J.K. Rowling isn’t the only author who dabbled in the politics of categories. The search for a category pervades all walks of existence now. One of the factors that made this tendency widespread is the rise of technology and organization; the latter triggered the ascent of management science. The combination – technology and management science – unleashed the regime of everything as measurable. Most job applications are precise, well defined exercises. If there are multiple responsibilities involved, then each is segregated and shown as a percentage of the whole. An enrollment process is designed to find the best fit for an opportunity. That automatically births the notion of right mental type and category.
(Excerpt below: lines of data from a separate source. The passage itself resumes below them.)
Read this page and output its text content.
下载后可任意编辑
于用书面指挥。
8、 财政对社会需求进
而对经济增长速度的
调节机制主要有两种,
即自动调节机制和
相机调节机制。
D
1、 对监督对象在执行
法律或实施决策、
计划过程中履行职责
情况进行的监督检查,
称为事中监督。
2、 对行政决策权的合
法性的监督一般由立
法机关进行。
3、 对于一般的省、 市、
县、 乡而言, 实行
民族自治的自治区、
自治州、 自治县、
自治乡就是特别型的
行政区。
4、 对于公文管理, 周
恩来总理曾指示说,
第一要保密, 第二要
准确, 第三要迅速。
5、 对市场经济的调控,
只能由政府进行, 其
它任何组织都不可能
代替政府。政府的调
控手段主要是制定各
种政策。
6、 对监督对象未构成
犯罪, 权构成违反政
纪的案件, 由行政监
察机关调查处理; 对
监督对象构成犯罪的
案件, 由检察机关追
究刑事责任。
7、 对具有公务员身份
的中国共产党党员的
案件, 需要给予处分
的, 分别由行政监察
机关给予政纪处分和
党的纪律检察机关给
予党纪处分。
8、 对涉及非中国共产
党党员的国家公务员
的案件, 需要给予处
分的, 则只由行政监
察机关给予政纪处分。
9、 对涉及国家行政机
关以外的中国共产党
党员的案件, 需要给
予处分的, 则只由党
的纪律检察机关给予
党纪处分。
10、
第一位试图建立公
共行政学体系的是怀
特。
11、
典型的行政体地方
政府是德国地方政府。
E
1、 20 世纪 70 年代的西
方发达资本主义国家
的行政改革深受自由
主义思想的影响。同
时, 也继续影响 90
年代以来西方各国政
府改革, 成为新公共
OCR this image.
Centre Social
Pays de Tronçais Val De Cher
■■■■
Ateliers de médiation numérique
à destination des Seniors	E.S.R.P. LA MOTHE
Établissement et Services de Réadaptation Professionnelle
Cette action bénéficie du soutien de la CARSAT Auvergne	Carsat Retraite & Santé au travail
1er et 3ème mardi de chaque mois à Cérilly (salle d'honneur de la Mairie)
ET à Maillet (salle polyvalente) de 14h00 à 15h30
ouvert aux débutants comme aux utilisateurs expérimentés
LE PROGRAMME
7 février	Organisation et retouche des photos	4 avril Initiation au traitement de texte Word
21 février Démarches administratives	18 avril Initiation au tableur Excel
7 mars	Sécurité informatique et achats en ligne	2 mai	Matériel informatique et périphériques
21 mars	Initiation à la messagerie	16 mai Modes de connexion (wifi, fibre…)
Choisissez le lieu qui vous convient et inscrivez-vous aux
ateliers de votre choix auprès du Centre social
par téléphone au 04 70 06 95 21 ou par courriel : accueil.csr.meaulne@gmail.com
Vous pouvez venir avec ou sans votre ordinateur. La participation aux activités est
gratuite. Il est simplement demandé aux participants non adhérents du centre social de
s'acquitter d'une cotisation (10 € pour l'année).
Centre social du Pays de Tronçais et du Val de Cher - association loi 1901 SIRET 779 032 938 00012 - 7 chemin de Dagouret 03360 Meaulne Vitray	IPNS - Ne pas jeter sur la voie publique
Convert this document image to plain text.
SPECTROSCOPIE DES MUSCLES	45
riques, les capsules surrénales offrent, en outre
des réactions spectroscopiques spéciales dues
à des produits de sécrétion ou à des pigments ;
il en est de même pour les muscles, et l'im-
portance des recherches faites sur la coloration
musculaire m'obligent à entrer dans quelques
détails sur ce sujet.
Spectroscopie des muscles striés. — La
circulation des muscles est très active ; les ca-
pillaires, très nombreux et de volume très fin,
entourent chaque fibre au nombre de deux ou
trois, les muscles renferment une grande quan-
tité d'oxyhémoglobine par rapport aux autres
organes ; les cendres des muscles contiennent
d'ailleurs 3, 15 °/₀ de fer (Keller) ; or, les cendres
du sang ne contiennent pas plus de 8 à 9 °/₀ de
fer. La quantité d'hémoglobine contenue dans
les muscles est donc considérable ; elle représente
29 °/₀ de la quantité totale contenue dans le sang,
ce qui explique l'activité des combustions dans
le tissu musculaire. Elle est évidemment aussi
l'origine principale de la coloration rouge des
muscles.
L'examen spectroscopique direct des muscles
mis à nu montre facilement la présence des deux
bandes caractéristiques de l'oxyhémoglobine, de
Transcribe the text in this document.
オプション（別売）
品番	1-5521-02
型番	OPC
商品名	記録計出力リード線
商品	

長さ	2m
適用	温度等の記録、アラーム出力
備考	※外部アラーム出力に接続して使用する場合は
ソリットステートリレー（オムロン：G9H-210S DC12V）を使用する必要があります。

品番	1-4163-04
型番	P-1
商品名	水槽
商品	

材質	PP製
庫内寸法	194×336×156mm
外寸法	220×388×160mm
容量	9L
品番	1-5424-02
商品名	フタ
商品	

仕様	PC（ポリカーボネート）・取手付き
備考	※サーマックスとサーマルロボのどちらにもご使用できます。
I am uncomfortable with such certainty in the meeting grounds of technology and management science. Not for me, this use of us as emotionally dead building blocks. I am sure that in their own discreet way, organizations later seek to retain talent by allowing people to move across functional capacities. However if you want to know yourself by confronting that which you are genuinely not good at, you may need to give up employer-organization.

There is only so much any employer will be willing to lose. So you quit and go solo. Solo keeps risk and loss restricted to you. My hunch is – soloing while difficult, will amaze you by what it reveals. Personally, I think we have the potential for all those quadrants wired in us. We deliver as circumstances require. In a lifetime we journey through different circumstances. The question to pose would be: are we journeying enough to realize our potential for all the quadrants; or houses and factions as the world of fiction elects to call them? And if you can pass through all those separating walls, what are you? If that’s what you are and you are still dubbed loser, what does it say of world declining room for you?

That’s why the Divergent series engaged. Written by Veronica Roth, the trilogy was made into three movies; the last one of the series Allegiant, released in March 2016. I haven’t read the books; I saw the films. There have been many movies that leverage the interplay of what we are and what we are expected to be. The Divergent series caught my eye immediately because its premise of a dystopian citizenry assigned factions to belong to, instantly reminded me of my experiences with that experiential educators’ model to teach leadership. More important, it helped me assuage my grudges against that method by creating the idea of divergent as category, a rebel category. I am not a fan however of the purity-impurity angle built into the story with the divergent protagonist positioned as most evolved. I tap into the idea of divergent as relief from the need to be a fixed somebody.

(The author, Shyam G Menon, is a freelance journalist based in Mumbai.)